Verás. Las gotas de agua de una cascada son todas iguales.
Sin embargo, cuando caen desde lo más alto tienen una conversación totalmente diferente.
Esa caída, que vemos como en cámara lenta, las une y las separa, pero todas forman la catarata fundiéndose y separándose.
Nosotros vemos una sola cosa: la cascada, pero cada gota es igual que la siguiente a pesar de que sus destinos sean distintos.
Unas caen sobre las rocas adyacentes y van creando líquenes.
Otras caen sobre plantas y musgos y ayudan a la vida.
Casi todas se unen al caudal del río y van cumpliendo distintas funciones.
No compiten entre ellas, ninguna es más o menos importante que la siguiente.
Por eso, cuando vemos Iguazú, Victoria o Niágara, quedamos hipnotizados por su belleza, su magia, su fuerza.
Es un todo que se precipita al vacío dividiéndose en millones de singularidades, para volver a convertirse en un todo que fluye.
Conexión, desconexión y vuelta a la conexión.

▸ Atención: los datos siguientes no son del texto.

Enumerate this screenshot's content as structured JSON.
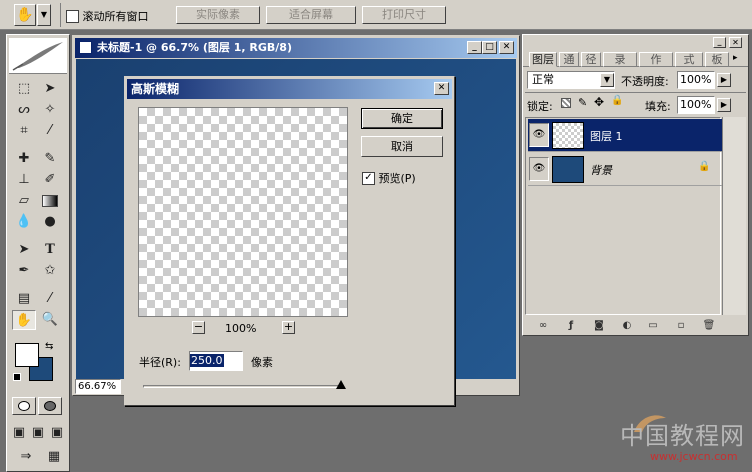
{
  "options_bar": {
    "tool_icon": "hand-icon",
    "scroll_all_windows": "滚动所有窗口",
    "actual_pixels": "实际像素",
    "fit_screen": "适合屏幕",
    "print_size": "打印尺寸"
  },
  "document": {
    "title": "未标题-1 @ 66.7% (图层 1, RGB/8)",
    "zoom_status": "66.67%"
  },
  "dialog": {
    "title": "高斯模糊",
    "ok": "确定",
    "cancel": "取消",
    "preview_label": "预览(P)",
    "preview_checked": true,
    "zoom_out": "−",
    "zoom_in": "+",
    "zoom_level": "100%",
    "radius_label": "半径(R):",
    "radius_value": "250.0",
    "radius_unit": "像素"
  },
  "layers_panel": {
    "tabs": [
      "图层",
      "通",
      "径",
      "录",
      "作",
      "式",
      "板"
    ],
    "blend_mode": "正常",
    "opacity_label": "不透明度:",
    "opacity_value": "100%",
    "lock_label": "锁定:",
    "fill_label": "填充:",
    "fill_value": "100%",
    "layers": [
      {
        "name": "图层 1",
        "selected": true
      },
      {
        "name": "背景",
        "selected": false,
        "locked": true
      }
    ]
  },
  "watermark": {
    "brand": "中国教程网",
    "url": "www.jcwcn.com"
  },
  "colors": {
    "titlebar_active": "#0a246a",
    "canvas_blue": "#1e4a7a",
    "chrome": "#d4d0c8"
  }
}
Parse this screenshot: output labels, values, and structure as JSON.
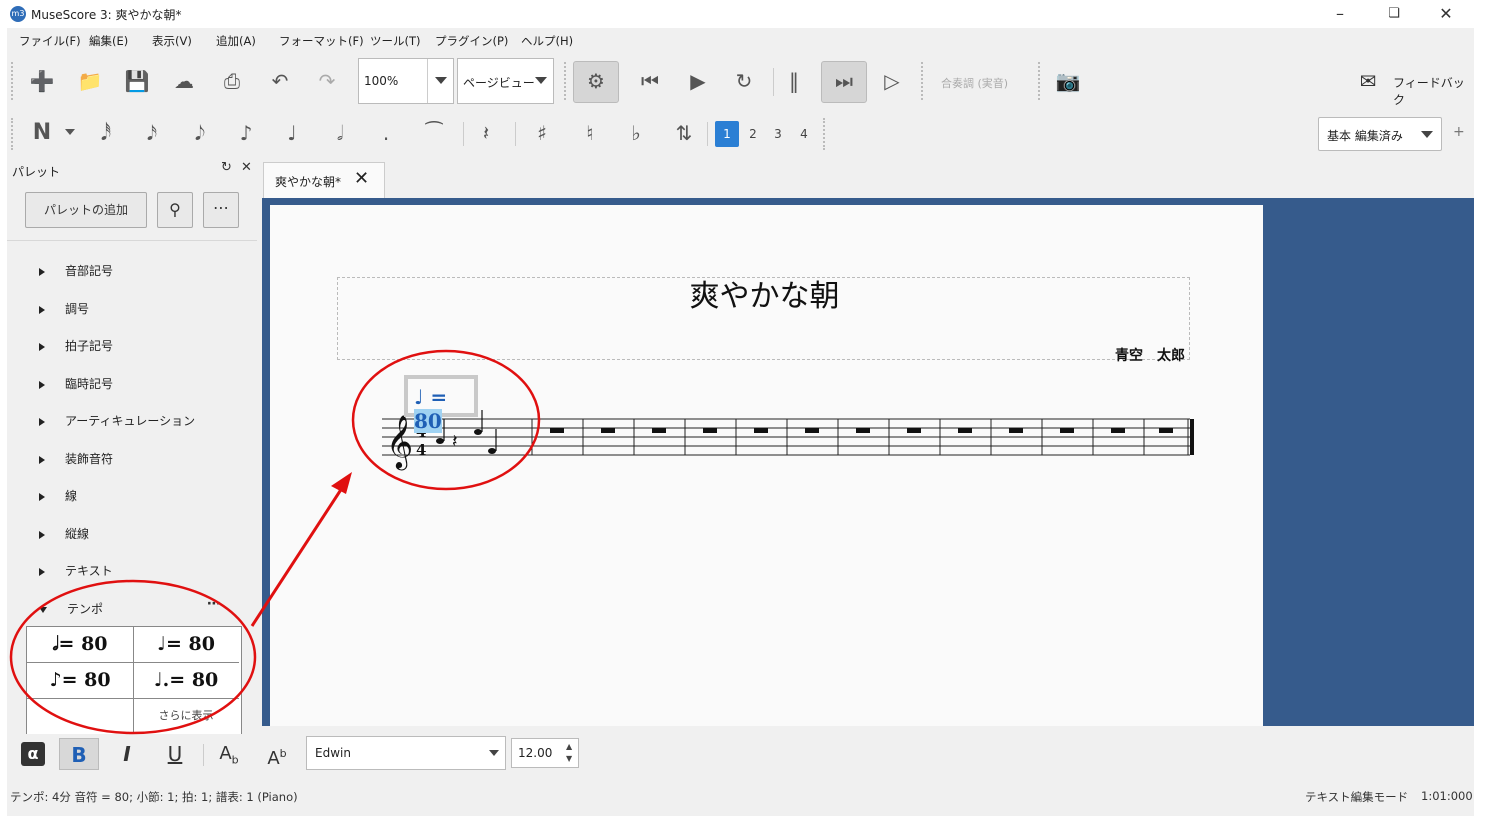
{
  "window": {
    "title": "MuseScore 3: 爽やかな朝*",
    "logo": "m3"
  },
  "menu": [
    "ファイル(F)",
    "編集(E)",
    "表示(V)",
    "追加(A)",
    "フォーマット(F)",
    "ツール(T)",
    "プラグイン(P)",
    "ヘルプ(H)"
  ],
  "toolbar": {
    "zoom": "100%",
    "view_mode": "ページビュー",
    "concert_pitch": "合奏調 (実音)",
    "feedback": "フィードバック",
    "workspace": "基本 編集済み",
    "voices": [
      "1",
      "2",
      "3",
      "4"
    ]
  },
  "palette": {
    "title": "パレット",
    "add_button": "パレットの追加",
    "categories": [
      "音部記号",
      "調号",
      "拍子記号",
      "臨時記号",
      "アーティキュレーション",
      "装飾音符",
      "線",
      "縦線",
      "テキスト",
      "テンポ"
    ],
    "tempo_items": [
      {
        "glyph": "𝅗𝅥",
        "text": "= 80"
      },
      {
        "glyph": "♩",
        "text": "= 80"
      },
      {
        "glyph": "♪",
        "text": "= 80"
      },
      {
        "glyph": "♩.",
        "text": "= 80"
      }
    ],
    "show_more": "さらに表示"
  },
  "score": {
    "tab_label": "爽やかな朝*",
    "title": "爽やかな朝",
    "composer": "青空　太郎",
    "tempo_note": "♩",
    "tempo_eq": " = ",
    "tempo_value": "80"
  },
  "text_toolbar": {
    "font": "Edwin",
    "size": "12.00"
  },
  "status": {
    "left": "テンポ: 4分 音符 = 80; 小節: 1; 拍: 1; 譜表: 1 (Piano)",
    "mode": "テキスト編集モード",
    "time": "1:01:000"
  },
  "colors": {
    "accent": "#2b7fd4",
    "score_bg": "#365b8c",
    "annotation": "#e01010",
    "tempo_text": "#1f5fb5",
    "selection": "#9fd2f2"
  }
}
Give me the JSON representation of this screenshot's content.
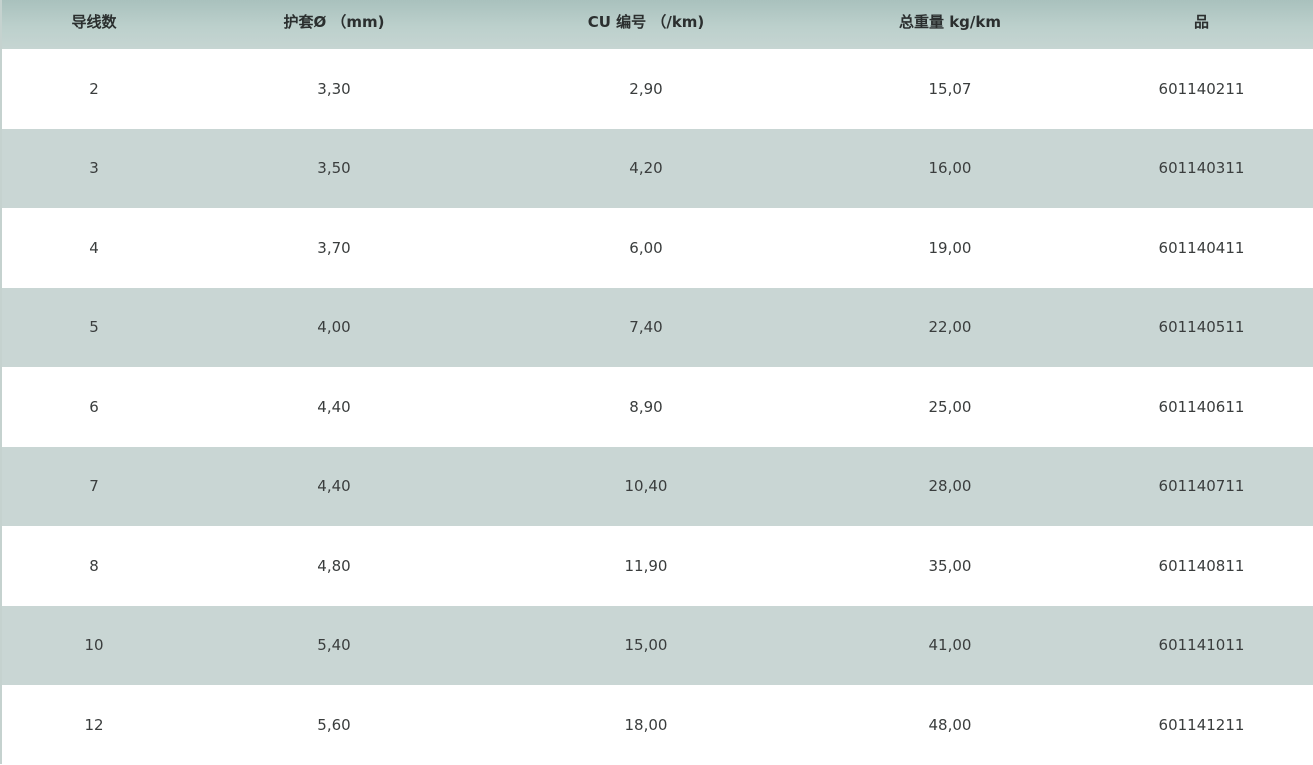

Es en ese lapso intermedio donde, por unos instantes, cada gota se siente separada de las demás en un impredecible vuelo hacia su destino:
Una roca, una planta, el aire…
Pero solo dura un instante, luego vuelven a ser río.
Así veo el instante que dura la vida de una gota.
Y así veo mi vida, ese instante que me hace sentir que soy diferente y que me hace pensar que mi destino es único.
Y lo es, pero solo por ese instante.
Luego dejaré de ser gota para volver a mi realidad de agua.